Okay… Second
apology in a row. I obviously didn’t get around to the photo update, so
hopefully you guys will forgive me and find pleasure and satisfaction in a
simple textual update.
On Sunday I worked in the garden
for quite some time. I got another raised bed cleaned out, de-sodded, refilled,
worked up, and planted to a salad garden. I tried to plant as many thirty day
varieties as possible, because my sister’s wedding is coming up in just over a
month, and the reception is going to be held here on the farm… I would like it
to look both operational, and appetizing… So I have been working double duty in
the garden areas… Still, there is way too much to feasibly accomplish in thirty
days… but fuck it; what to do? One day at a time…
I forget what I did on Monday –I
know it rained… but I don’t remember what I did. I know that in the evening I
finally got around to building Feta her pen… which, she needed dearly for her
own safety; she was starting to spend a lot of time playing in the driveway and
napping under parked vehicles. Maybe later today when I make it out to the barn
to milk I will take of picture of her in her new home for you guys.
Then after
the pen was built we ran around catching all of the roosters we had just
hanging out free-ranging it up on our property. We had twenty-six (that we
counted) that have spent the past two years just running around the yard and
the farm, with no cage, or coop, to call home. We rounded up twenty-three of
them on Monday night and then spent all day Tuesday butchering them. That was a
chore and a half. We started around nine A.M. and we got the last one broke
down and in the vacuum sealed freezer bag just before midnight. I was exhausted
as hell, but I went to bed with such a feeling of contentment I couldn’t even begin
to explain. I have slightly mentioned off-handedly in past blog posts that I
haven’t been a “farmer” full time… well, really, ever… I was born and raised on
a farm, but as most teenagers who have sex, popularity, sex, coolness, and sex
on their list of priorities, milking goats was far from the top of the list of
things I would rather be doing on a Friday night. After joining the Navy and
spending almost a decade traveling the world smoking and drinking too much, and
eating factory farmed fifth that was getting more and more expensive, I guess
you could say I saw the light. (What I am about to say within these parentheses
is so off topic I wish I could insert footnotes in a blog post… But, in my
experience, factory farmed filth is a uniquely American dietary phenomenon.

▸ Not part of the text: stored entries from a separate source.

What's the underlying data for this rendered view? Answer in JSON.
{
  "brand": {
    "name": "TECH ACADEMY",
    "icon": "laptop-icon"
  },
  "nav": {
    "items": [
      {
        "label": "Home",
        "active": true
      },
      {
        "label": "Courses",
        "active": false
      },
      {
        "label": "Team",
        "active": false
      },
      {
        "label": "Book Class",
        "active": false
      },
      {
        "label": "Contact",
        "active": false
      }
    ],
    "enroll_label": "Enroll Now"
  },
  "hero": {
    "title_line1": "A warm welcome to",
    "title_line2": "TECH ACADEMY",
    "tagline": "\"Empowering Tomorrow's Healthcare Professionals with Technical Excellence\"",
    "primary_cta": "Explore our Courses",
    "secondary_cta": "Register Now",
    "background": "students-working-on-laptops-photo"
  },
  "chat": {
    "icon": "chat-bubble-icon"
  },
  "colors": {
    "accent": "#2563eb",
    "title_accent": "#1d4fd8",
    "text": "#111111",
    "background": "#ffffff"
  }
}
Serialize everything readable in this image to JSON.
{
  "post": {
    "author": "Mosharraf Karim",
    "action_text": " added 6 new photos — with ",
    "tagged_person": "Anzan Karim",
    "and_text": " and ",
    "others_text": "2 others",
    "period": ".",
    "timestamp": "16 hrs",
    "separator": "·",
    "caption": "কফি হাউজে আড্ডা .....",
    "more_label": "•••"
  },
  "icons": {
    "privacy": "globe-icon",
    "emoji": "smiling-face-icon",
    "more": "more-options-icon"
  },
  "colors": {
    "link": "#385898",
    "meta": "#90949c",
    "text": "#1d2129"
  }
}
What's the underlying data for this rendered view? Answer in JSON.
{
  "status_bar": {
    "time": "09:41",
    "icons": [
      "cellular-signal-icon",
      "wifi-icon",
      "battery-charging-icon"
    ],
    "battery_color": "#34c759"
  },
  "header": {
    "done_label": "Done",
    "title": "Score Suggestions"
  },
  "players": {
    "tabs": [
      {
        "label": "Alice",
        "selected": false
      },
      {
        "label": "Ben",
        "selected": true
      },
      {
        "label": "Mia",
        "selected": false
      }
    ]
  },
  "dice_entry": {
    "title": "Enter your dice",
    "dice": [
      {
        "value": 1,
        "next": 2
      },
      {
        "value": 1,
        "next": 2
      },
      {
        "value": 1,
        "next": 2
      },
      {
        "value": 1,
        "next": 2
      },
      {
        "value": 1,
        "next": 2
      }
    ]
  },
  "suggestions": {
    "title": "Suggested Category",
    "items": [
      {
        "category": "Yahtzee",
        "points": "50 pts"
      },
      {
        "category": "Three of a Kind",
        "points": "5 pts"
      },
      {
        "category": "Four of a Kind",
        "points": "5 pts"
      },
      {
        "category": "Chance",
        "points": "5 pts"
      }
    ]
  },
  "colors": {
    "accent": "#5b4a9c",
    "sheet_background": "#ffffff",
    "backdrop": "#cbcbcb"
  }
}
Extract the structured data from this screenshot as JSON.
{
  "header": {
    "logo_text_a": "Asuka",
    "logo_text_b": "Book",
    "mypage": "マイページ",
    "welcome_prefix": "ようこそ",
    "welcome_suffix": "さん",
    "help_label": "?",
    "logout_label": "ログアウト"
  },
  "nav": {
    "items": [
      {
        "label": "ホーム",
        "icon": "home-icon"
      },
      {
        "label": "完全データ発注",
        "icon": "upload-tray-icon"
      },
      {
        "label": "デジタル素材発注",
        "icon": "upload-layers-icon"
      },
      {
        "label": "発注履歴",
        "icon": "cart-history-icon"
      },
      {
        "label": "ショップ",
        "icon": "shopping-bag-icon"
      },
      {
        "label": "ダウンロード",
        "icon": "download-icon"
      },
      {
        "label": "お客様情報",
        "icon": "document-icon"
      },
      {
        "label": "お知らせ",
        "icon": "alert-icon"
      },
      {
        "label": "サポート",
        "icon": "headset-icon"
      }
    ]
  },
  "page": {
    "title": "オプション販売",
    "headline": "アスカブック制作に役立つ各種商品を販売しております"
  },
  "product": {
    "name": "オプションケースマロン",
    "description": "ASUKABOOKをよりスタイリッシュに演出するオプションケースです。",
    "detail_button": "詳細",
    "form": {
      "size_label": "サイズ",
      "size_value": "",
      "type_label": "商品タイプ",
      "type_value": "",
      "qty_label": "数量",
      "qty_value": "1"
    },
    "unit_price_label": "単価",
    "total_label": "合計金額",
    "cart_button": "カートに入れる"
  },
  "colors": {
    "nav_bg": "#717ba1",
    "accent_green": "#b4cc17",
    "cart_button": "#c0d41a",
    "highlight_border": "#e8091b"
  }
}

Whether I was in Italy, or Greece, or Spain, or any multitude of Middle Easter
countries, the food was always fresh, authentic, local, and full of culture and
tradition –and delicious- In other words, nothing like the American food
culture). That is why I quit my very high paying job to move back to Michigan
and move back in with my parents on the family farm. Now my Friday nights are
filled with cleaning our goat pens and tending to the garden, and last night –after
fifteen straight hours of butchery and blood- I guess you could say I saw
another light; I saw and felt content with where I am at in my life… regardless
of how my priorities may appear to an outsider from the 21st century
world of excess, lost desires, failed dreams, and ambitions.
Today, it is
raining again –thunder storming to be more precise. This is a good thing. It
has been so dry here all spring so far, and the oats and non-gmo corn that we
planted for animal feed really, really needed it. Luckily there are some things
I can get done around the indoors today. I have three giant stainless steel
pots simmering away on the stove with ten of yesterday’s chicken carcasses
slowly turning into stock. I am going to let them simmer away for about another
hour, and then I will have to get out the pressure canner start preserving it
up.
Tonight, I
believe, I will make an attempt to cook up some sort of chicken dish or other
in celebration of local family grown organic food… but that is still to be
seen; it depends on how quick this pressure canning process goes… if it all
goes as scheduled it should take about four hours, but I have a unique way of
getting sidetracked (I went out to clean the chicken cages out of the back of
my truck this morning, and found myself thinning the turnips before I caught
myself…)
I will try to stop promising
updates, especially during the spring and summer season… things are a bit
chaotic and busy around here… I guess all I can promise is I will do my best to
keep you guys as up to date as I can… Check back soon.